The Quality of the Relationship Between Persons with Dementia and Their Family Caregivers

BPSD-related distress seems to be directly influenced by caregiver reactivity to BPSD, burden, competence, and relationship quality [72]. BPSD are major threats to the quality of long-standing relationships between patients and their spouses, children, or significant others who become caregivers. Moreover, if the prior quality of their relationship was poor, the road is paved for worsening strain and further BPSD, as reactive to interpersonal issues. These caregivers easily misinterpret agitated behavior as purposefully provocative and worsen the situation by replying with anger, whereas if relationships were good prior to the onset of dementia, caregivers tend to be less critical [51, 73]. De Vugt et al. reported that it is patients’ passive behavior (e.g., apathy), rather than excessive behavior, that has the greatest impact on the deterioration of the marital relationship [74].

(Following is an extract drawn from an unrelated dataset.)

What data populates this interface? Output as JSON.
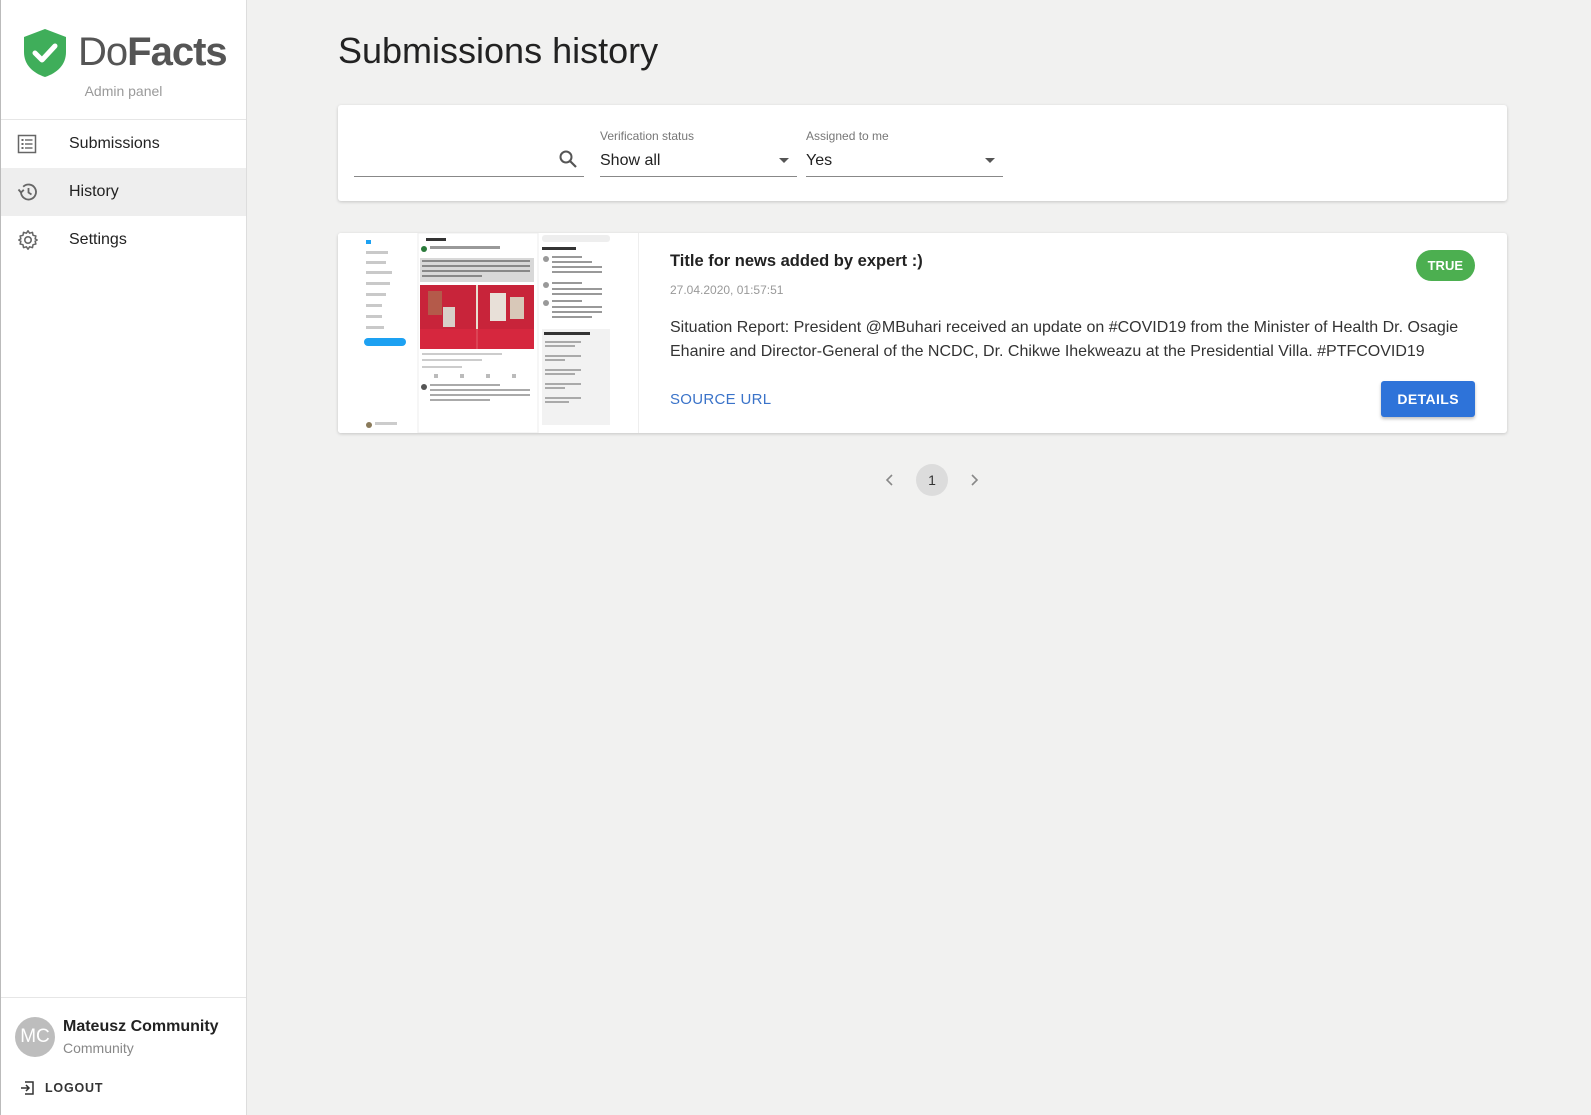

It is worth coming back to EE in order to emphasize how circularities also apply here. The impact of EE on patients is crystal clear: when caregiver communication conveys strong negative feelings, patients may experience, e.g., stress, fear, or anger and display negative feedbacks. Caregivers may then experience rejection, embarrassment, or other unpleasant emotions, leading to a vicious circle of negative interactions [45].

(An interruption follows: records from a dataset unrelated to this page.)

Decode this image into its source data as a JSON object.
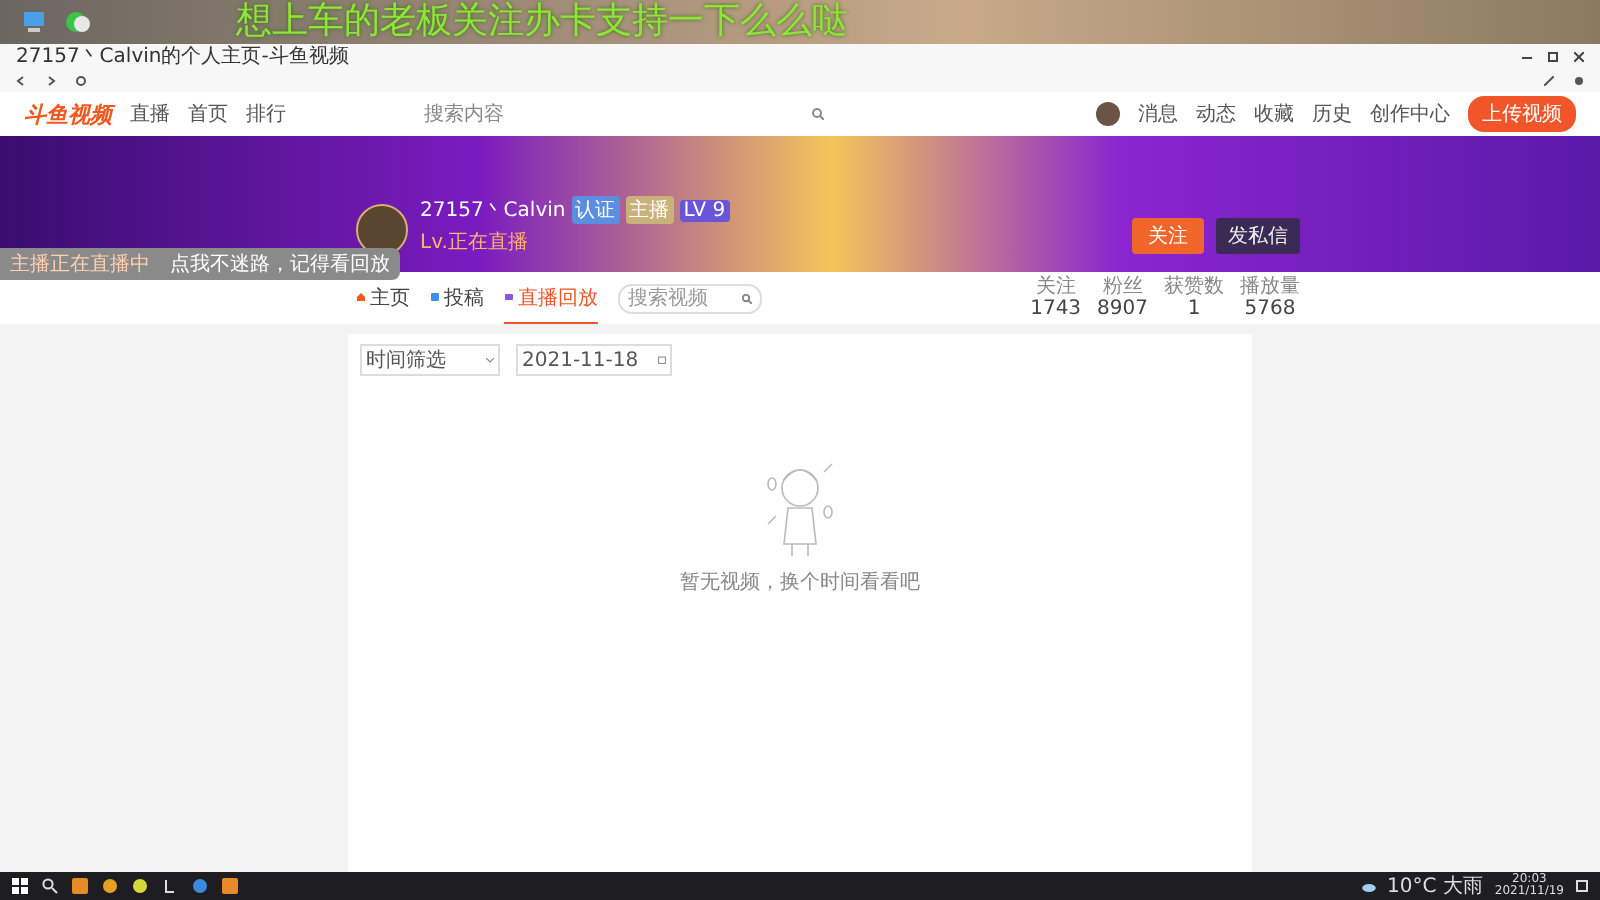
{
  "overlay_text": "想上车的老板关注办卡支持一下么么哒",
  "window": {
    "title": "27157丶Calvin的个人主页-斗鱼视频"
  },
  "site_nav": {
    "logo": "斗鱼视频",
    "links": [
      "直播",
      "首页",
      "排行"
    ],
    "search_placeholder": "搜索内容",
    "user_links": [
      "消息",
      "动态",
      "收藏",
      "历史",
      "创作中心"
    ],
    "upload_button": "上传视频"
  },
  "profile": {
    "name": "27157丶Calvin",
    "badges": [
      "认证",
      "主播",
      "LV 9"
    ],
    "subtitle": "Lv.正在直播",
    "follow_button": "关注",
    "message_button": "发私信",
    "stats": [
      {
        "label": "关注",
        "value": "1743"
      },
      {
        "label": "粉丝",
        "value": "8907"
      },
      {
        "label": "获赞数",
        "value": "1"
      },
      {
        "label": "播放量",
        "value": "5768"
      }
    ]
  },
  "toast": {
    "title": "主播正在直播中",
    "text": "点我不迷路，记得看回放"
  },
  "tabs": [
    {
      "label": "主页",
      "selected": false,
      "kind": "home"
    },
    {
      "label": "投稿",
      "selected": false,
      "kind": "video"
    },
    {
      "label": "直播回放",
      "selected": true,
      "kind": "replay"
    }
  ],
  "tab_search_placeholder": "搜索视频",
  "filters": {
    "time_filter": "时间筛选",
    "date": "2021-11-18"
  },
  "empty_message": "暂无视频，换个时间看看吧",
  "taskbar": {
    "weather": "10°C 大雨",
    "time": "20:03",
    "date": "2021/11/19"
  }
}
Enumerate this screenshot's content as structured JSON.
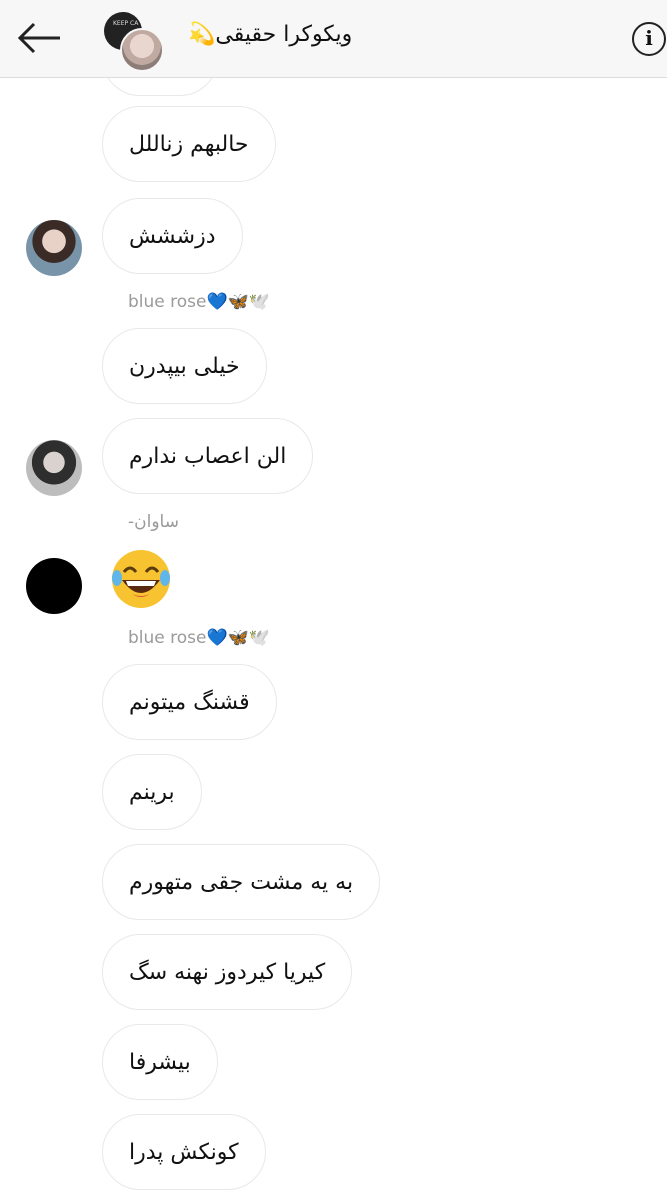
{
  "header": {
    "title": "ویکوکرا حقیقی💫",
    "avatar_text": "KEEP CA"
  },
  "messages": [
    {
      "text": "حالبهم زناللل"
    },
    {
      "text": "دزششش"
    },
    {
      "sender": "blue rose💙🦋🕊️"
    },
    {
      "text": "خیلی بیپدرن"
    },
    {
      "text": "الن اعصاب ندارم"
    },
    {
      "sender": "ساوان-"
    },
    {
      "emoji": "joy"
    },
    {
      "sender": "blue rose💙🦋🕊️"
    },
    {
      "text": "قشنگ میتونم"
    },
    {
      "text": "برینم"
    },
    {
      "text": "به یه مشت جقی متهورم"
    },
    {
      "text": "کیریا کیردوز نهنه سگ"
    },
    {
      "text": "بیشرفا"
    },
    {
      "text": "کونکش پدرا"
    }
  ],
  "colors": {
    "header_bg": "#f7f7f7",
    "bubble_border": "#e8e8e8",
    "sender_text": "#9a9a9a"
  },
  "icons": [
    "back-arrow-icon",
    "info-icon",
    "laughing-emoji-icon"
  ]
}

Fearon and colleagues discussed different ways in which this EE concept could help understand the importance of relationship quality in dementia [73]. They suggested that the protective effect of previously high quality relationships may be compromised when intimacy in the current relationship becomes low. Intimacy does indeed tend to diminish as cognitive impairment progresses, making it difficult for the patient to remain a reliable confident, to express affection as previously, or to participate in family conflict resolution when hostility ensues. On the other hand, poor past relationships also lead to EE, as caregivers feel trapped in caregiving, and unsolved relational issues are reactivated. Eisdorfer postulated equity (reciprocity) as one of the principal motivations for caregiving in dementia [75]. However, some caregivers are unable to see their situation as an opportunity to repay past kindness they did not in fact experience. Fearon et al. suggest that high EE is characteristic of low intimacy caregiver-patient relationships, stating that “in addition to high EE attitudes causing problems in the interpersonal relationship, they may also be reactive to them” [73].

Other insights come from Kitwood’s views on dementia caregiving [31]. Positive caregiving environments require emotional availability, empathic understanding of the needs of the person with dementia, and acceptance of the validity of their experience. “Non-acceptance” strategies appear to predict worse outcomes than “supporting” strategies that adapt to the patient [76]. The “investment model” suggests that interdependence is felt as commitment to a relationship through both good and bad times, implying investments that include sacrifice for one’s partner [35].